Merrill Lynch & Co., the nation's biggest brokerage, on Monday unveiled a new, simpler pay plan aimed at rewarding brokers who manage bigger accounts and bring the firm business that generates ongoing fees.
The plan is another step in Merrill's efforts to emphasize continuous fee income over commission income from stock trades, which can swing with market moves. It also reflects the broader trend on Wall Street to focus on higher-net-worth customers while limiting services for smaller clients.
Merrill, which has about 15,000 U.S. brokers managing $1.5 trillion in total client assets, is aiming to reel in more investors whose assets exceed $1 million. Those wealthy customers pay fees based on their account size, not per trade.
Merrill's fee-based accounts are charged 1.5% a year on assets held in stock, 1% on mutual fund holdings and 0.3% on bond and cash holdings. Brokers working with those accounts now will get a bigger chunk of the compensation pie: Merrill said it will pay brokers as much as 56% of the revenue generated from fee-based accounts, up from a high of 46% in the firm's existing plan.
Brokers will get 90% of their payout in cash and 10% in long-term compensation, such as Merrill stock.

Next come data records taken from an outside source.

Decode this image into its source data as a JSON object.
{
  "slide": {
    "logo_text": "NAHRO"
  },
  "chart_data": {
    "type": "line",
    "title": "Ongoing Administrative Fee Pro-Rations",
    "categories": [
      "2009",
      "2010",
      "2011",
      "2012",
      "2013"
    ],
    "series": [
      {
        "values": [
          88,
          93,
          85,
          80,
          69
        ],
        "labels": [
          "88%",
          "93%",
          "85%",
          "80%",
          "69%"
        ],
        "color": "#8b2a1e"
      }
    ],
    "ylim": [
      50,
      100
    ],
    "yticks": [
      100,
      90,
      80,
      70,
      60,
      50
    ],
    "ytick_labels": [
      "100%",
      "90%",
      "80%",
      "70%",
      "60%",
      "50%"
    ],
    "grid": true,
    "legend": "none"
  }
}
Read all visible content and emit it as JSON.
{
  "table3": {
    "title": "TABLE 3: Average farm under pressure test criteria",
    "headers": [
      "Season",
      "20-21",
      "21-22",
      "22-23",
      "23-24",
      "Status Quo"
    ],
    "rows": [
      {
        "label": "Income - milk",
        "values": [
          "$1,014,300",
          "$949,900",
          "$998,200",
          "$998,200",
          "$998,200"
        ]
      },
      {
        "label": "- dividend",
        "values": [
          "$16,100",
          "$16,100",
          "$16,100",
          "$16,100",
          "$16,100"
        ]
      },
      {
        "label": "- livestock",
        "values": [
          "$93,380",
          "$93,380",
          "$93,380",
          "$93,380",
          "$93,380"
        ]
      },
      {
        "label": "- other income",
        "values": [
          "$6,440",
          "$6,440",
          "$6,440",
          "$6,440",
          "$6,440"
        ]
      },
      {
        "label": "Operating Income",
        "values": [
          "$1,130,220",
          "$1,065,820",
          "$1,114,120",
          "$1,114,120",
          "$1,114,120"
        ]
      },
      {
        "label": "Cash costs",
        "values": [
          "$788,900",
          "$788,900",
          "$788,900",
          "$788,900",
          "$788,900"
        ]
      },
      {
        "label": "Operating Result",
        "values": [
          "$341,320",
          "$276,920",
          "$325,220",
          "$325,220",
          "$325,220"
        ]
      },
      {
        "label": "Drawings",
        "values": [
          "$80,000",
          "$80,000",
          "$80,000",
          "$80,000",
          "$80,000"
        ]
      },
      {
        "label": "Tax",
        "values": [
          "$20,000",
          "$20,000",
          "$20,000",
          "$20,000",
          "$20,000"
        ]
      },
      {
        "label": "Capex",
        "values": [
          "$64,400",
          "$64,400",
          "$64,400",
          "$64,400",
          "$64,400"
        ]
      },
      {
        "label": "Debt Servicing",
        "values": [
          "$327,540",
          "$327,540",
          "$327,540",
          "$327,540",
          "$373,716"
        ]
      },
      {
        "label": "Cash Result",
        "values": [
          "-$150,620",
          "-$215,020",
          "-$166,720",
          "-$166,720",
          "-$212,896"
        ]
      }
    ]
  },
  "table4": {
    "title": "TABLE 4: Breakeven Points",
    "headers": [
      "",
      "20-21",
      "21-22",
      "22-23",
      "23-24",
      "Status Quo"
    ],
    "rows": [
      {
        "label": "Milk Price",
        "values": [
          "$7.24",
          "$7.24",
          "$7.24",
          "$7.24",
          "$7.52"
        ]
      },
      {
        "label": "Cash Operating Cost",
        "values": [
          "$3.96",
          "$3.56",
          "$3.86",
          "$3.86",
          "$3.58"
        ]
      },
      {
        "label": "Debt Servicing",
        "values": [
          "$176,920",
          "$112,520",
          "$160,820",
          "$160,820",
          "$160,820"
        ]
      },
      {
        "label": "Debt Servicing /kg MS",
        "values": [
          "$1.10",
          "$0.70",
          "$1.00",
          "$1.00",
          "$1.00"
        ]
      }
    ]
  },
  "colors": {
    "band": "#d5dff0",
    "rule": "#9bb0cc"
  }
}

The new pay plan--which will replace a much more complicated pay scale--will take effect in 2002.
The change is part of Merrill's ongoing effort to differentiate its client base, which ranges from rich executives worth hundreds of millions of dollars to mom-and-pop investors with less than $100,000 in the stock market.
Merrill has set up call centers to deal with accounts with less than $100,000 in investable assets. Brokers don't get paid to service those accounts.
Merrill shares (ticker symbol: MER) fell 88 cents to $45.62 on the New York Stock Exchange.